La décarbonation, ou l’indispensable casse-tête

Et pour cause, l’incidence du transport sur le climat et la santé des riverains n’est plus (pas) sujet à débat. Entre les émissions de GES et de particules fines, les nuisances du transport demeurent beaucoup trop importantes. « La question de la qualité de l’air est centrale. Si le semi-remorque n’est plus toléré, il existe des solutions pour mener à bien vos opérations : en fonction des tailles d’entreprise et des secteurs d’activité, vous pouvez jouer sur l’optimisation du packaging notamment », affirme aux décideurs Pascal Hureau.

Or, avec l’essor de l’e-commerce et de la livraison à domicile, phénomène déjà largement répandu avant les confinements successifs, les entreprises n’ont pas d’autres choix que de s’adapter aux besoins clients. De plus, les types de marchandises se sont largement diversifiés, allant du gros électroménager au petit livre de poche. De fait, les canaux de livraison se sont aussi multipliés et les délais de livraison drastiquement réduits. « Le modèle parfait n’existe pas, mais des compromis sont possibles. Les contraintes d’activité et règlementaire doivent être adaptée selon les chargeurs et opérateurs de transport. Il faut libérer des espaces de livraison et ouvrir les espaces urbains à de nouveaux usages », explique Stéphane Toutin, directeur général d’Urb-it.

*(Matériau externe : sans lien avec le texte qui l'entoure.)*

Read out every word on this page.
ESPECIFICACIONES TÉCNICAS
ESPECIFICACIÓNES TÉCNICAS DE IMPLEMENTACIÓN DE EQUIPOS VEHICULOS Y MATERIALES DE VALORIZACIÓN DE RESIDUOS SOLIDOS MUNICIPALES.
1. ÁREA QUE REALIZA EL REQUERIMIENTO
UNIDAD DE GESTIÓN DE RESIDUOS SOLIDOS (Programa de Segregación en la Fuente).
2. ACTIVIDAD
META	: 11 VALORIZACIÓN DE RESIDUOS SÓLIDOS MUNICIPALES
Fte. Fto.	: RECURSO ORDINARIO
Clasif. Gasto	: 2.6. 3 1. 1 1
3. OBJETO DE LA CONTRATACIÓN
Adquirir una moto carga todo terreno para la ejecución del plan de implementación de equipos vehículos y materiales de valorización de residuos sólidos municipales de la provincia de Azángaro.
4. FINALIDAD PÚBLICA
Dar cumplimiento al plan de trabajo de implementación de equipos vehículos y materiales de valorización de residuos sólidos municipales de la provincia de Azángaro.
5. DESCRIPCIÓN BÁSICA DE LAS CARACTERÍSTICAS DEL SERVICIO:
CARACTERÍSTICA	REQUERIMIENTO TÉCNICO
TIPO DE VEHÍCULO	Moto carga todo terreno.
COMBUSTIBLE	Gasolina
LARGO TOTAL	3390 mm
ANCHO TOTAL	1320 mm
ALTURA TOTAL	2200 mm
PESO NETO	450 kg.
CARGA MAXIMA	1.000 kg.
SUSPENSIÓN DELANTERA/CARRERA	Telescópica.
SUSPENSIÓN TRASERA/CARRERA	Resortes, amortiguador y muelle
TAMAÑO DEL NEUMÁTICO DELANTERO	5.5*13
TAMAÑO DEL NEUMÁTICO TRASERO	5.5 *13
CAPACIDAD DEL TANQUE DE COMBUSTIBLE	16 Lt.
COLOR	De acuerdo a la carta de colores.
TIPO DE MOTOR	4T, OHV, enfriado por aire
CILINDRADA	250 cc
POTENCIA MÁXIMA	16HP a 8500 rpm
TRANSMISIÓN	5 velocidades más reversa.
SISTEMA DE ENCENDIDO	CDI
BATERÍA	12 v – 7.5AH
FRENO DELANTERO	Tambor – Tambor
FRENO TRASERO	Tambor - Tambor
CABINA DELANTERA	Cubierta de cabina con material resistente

Une qualité de service à assurer, mais des clients à acculturer

De plus en plus exigeants, les clients veulent recevoir leur(s) colis le plus rapidement possible. Or, le coût du foncier et l’aménagement des territoires urbains empêchent (ou presque) la création de pôles logistiques dans le cœur des villes. Avec des plateformes de distribution ancrées à la périphérie des bassins d’activité, les entreprises voient de fait leur transport s’allonger, favorisant les goulots d’étranglement routiers, la pollution atmosphérique et le bruit … Un cercle sans fin ! Un éloignement auquel les clients semblent peu sensibles, trop souvent habitués à ne pas supporter les coûts, économiques et sous toutes leurs autres formes, de la livraison.

« Il est nécessaire d’acculturer le client et de faire preuve de pédagogie. Mais ce n’est pas le rôle des entreprises. Nous apportons un service, d’une certaine valeur. Nous devons en revanche faire preuve de transparence envers les clients sur les coûts et les impacts environnementaux d’une livraison. C’est à eux de faire leur choix en âme et conscience », défend le directeur last mile d’une autre enseigne de distribution bien connue.